Conhecido o percurso, é tempo de perceber quem sai beneficiado ou prejudicado. O especialista Eurosport em ciclismo, Paulo Martins, explica tudo.
O figurino do Tour 2010 tem traços distintos da edição de 2009, ganha pelo espanhol Alberto Contador. Uma das grandes novidades é a ausência do contra-relógio por equipas, o que desde logo beneficia o australiano Cadel Evans, que na equipa Lotto não tem especialistas nesta matéria, aliás, foi numa etapa do género (4ª etapa) que o actual campeão do mundo "perdeu" a Volta, chegando 2'35'' atrasado face à Astana. O tempo perdido revelou-se decisivo e por isso Evans tem todos os motivos para estar satisfeito com o facto de este ano não haver contra-relógio por equipas.
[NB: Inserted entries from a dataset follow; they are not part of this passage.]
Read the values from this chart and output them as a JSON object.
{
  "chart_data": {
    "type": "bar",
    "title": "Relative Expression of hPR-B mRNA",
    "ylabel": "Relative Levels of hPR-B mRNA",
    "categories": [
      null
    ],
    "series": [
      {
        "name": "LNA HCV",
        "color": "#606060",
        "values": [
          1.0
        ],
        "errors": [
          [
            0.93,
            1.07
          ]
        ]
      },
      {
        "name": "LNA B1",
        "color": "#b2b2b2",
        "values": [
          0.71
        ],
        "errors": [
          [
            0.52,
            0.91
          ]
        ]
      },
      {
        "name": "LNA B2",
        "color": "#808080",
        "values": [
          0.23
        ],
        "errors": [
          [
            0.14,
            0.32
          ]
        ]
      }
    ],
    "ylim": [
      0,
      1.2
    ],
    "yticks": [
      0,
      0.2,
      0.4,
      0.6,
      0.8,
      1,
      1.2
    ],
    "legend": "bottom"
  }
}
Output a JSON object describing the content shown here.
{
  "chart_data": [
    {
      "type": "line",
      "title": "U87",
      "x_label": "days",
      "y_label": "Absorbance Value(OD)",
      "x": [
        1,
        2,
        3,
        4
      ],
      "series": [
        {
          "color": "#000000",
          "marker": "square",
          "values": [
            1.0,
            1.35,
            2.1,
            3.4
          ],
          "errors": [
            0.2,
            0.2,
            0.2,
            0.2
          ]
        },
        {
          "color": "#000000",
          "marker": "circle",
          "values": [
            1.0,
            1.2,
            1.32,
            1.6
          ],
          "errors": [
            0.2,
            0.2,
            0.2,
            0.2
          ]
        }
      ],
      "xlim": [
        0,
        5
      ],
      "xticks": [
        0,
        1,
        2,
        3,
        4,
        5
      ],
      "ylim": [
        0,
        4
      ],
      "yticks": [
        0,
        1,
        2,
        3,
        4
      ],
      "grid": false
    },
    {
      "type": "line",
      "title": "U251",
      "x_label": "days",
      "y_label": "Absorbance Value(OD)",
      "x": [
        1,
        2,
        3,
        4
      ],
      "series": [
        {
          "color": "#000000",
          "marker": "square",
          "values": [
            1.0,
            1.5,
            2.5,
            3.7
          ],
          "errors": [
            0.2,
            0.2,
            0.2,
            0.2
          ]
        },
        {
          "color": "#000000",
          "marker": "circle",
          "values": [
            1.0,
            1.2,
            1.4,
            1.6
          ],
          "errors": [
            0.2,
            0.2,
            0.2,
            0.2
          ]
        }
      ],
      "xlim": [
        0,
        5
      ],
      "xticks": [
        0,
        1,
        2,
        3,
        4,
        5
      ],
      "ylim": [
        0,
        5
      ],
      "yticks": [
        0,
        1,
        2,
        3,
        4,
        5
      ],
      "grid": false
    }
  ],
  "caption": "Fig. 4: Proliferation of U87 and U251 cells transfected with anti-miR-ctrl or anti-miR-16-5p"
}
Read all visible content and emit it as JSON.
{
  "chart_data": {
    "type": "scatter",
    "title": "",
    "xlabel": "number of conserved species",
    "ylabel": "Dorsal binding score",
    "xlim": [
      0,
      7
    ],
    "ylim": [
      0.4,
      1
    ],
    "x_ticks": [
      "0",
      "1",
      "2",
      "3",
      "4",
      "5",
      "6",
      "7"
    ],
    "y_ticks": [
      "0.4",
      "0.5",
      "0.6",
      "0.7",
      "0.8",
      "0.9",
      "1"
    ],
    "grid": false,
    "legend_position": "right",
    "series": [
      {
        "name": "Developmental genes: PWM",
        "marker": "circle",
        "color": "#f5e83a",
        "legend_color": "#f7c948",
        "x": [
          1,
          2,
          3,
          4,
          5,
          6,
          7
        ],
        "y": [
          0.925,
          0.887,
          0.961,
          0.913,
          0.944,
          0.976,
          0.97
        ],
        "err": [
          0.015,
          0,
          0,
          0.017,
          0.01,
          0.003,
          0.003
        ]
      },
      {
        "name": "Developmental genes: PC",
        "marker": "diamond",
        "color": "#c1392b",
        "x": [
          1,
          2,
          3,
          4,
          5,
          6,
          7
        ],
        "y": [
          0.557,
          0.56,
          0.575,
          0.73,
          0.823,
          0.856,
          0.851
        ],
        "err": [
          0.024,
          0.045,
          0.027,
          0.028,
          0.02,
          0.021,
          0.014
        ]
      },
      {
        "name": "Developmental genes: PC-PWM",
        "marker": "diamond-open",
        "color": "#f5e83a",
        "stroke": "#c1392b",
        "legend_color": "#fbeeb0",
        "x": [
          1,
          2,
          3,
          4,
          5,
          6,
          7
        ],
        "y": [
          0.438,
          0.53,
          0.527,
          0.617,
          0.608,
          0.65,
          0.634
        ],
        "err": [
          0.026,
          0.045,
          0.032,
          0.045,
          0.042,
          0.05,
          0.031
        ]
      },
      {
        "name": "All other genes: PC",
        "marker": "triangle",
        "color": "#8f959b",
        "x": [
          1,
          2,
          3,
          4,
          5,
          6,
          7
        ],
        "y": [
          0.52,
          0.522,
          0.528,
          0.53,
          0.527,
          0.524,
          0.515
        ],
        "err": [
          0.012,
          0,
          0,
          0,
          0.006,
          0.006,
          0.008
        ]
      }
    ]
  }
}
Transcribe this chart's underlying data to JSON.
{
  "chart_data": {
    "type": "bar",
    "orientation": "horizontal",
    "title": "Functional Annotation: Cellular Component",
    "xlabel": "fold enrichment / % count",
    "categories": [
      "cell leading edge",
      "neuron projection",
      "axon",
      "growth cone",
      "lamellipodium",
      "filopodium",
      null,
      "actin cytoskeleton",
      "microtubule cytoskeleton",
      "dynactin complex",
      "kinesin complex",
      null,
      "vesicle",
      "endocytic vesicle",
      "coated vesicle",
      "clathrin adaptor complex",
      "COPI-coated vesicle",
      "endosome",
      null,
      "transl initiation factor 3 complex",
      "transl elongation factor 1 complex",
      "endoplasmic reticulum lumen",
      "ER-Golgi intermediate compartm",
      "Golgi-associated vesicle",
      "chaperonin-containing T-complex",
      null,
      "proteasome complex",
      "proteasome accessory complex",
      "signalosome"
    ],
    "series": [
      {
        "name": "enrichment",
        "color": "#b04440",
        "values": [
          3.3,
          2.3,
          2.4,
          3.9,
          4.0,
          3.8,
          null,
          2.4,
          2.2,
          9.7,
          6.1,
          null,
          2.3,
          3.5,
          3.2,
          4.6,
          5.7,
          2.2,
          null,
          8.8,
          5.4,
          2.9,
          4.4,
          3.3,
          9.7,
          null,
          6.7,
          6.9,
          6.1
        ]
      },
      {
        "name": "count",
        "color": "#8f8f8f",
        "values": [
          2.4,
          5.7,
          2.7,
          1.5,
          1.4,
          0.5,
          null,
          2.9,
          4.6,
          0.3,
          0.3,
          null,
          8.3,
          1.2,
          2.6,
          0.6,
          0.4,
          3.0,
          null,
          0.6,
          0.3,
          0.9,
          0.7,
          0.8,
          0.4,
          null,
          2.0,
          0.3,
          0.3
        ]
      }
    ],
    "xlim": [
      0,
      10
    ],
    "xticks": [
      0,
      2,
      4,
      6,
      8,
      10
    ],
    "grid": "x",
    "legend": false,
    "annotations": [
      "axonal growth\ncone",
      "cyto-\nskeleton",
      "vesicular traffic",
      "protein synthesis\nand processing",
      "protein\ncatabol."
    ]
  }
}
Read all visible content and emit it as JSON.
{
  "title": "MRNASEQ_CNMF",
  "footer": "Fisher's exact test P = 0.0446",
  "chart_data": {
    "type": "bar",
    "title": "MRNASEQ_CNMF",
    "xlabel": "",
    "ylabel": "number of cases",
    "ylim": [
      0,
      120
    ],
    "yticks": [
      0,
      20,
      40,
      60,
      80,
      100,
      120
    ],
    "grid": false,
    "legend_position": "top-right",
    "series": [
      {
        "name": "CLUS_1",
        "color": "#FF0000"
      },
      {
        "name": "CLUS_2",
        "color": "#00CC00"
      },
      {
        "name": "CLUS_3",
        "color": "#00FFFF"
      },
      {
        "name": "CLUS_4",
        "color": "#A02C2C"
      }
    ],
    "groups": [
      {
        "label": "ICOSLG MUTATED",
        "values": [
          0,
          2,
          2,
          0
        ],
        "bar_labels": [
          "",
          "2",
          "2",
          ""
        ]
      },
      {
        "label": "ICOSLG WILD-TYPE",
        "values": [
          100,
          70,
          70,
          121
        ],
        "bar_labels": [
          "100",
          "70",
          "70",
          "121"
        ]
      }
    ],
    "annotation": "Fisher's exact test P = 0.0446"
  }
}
Outro dos ciclistas que sai muito beneficiado é Andy Schleck, não porque não tenha boa equipa para a prova por equipas, mas porque há este ano menos km de contra-relógio individual do que em 2009. Apesar de estar a melhorar nesta disciplina, Andy ainda tem muito para pedalar até chegar ao nível de Contador, que provou este ano ser capaz de bater o campeão do mundo Fabien Cancellara.
No capítulo das novidades há um pormenor que pode vir a dificultar a vida ao espanhol de Pinto, o facto de este ano não existirem bonificações no final das etapas e por isso Contador não vai ganhar tanto tempo como pretendia nas chegadas ao alto, onde se decidir atacar serão poucos os que poderão seguir na sua roda. Ainda assim ele é o alvo a abater pela concorrência e o grande favorito a renovar o título.
ESPECTÁCULO, MUITO ESPECTÁCULO
A primeira semana do Tour será tudo menos tranquila. A juntar às partes em que o pelotão vai andar sobre o traiçoeiro pavé e em estradas muito estreitas, é preciso não esquecer que entrar em França pelo Norte significa apanhar com o forte vento do Mar do Norte, o que pode originar cortes no pelotão. Neste particular lembramos a etapa 3 do último Tour, na qual Armstrong soube ler a corrida e estar na frente, ao contrário de Contador que foi apanhado num corte e perdeu nesse dia 41 segundos, ficando fragilizado dentro da equipa. Espera-se que logo aí a RadioShack queira colocar o espanhol em dificuldade e ganhar o tempo que podem vir a perder na montanha, onde Contador é quase imbatível.
Na segunda semana acredito que se perceba quem vai estar na luta pela vitória na geral individual e quem não vai lá estar, isto porque teremos os Alpes e as primeiras dificuldades montanhosas, daí que preveja algumas perdas de tempo devido a eventuais quebras físicas, que acontecem todos os anos a alguns dos favoritos.
Para a terceira e última semana estão guardadas 6 etapas de pura adrenalina, ao nível do que o Tour tem para oferecer de melhor. A 16ª etapa é um conjunto de subidas muito duras e que no total somam cerca de 70 km em sentido ascendente, sendo que a inclinação média não baixa dos 5 por cento. Este dia não acaba com chegada ao alto, mas vai sem dúvida deixar os ciclistas de rastos.
Se a 16ª é dura, a 17ª etapa é o dia mais terrível em perspectiva. Depois de quase 3000 km a pedalar, o pelotão terá pela frente um dia em que a meta está colocada na montanha mais mítica dos Pirinéus: o Tourmalet. São 22 km a subir até chegar ao topo e onde provavelmente será coroado o vencedor do Tour 2010. Por tudo isto, considero que esta é a etapa rainha da Volta a França do próximo ano, para a qual se aguarda um grande espectáculo de ciclismo.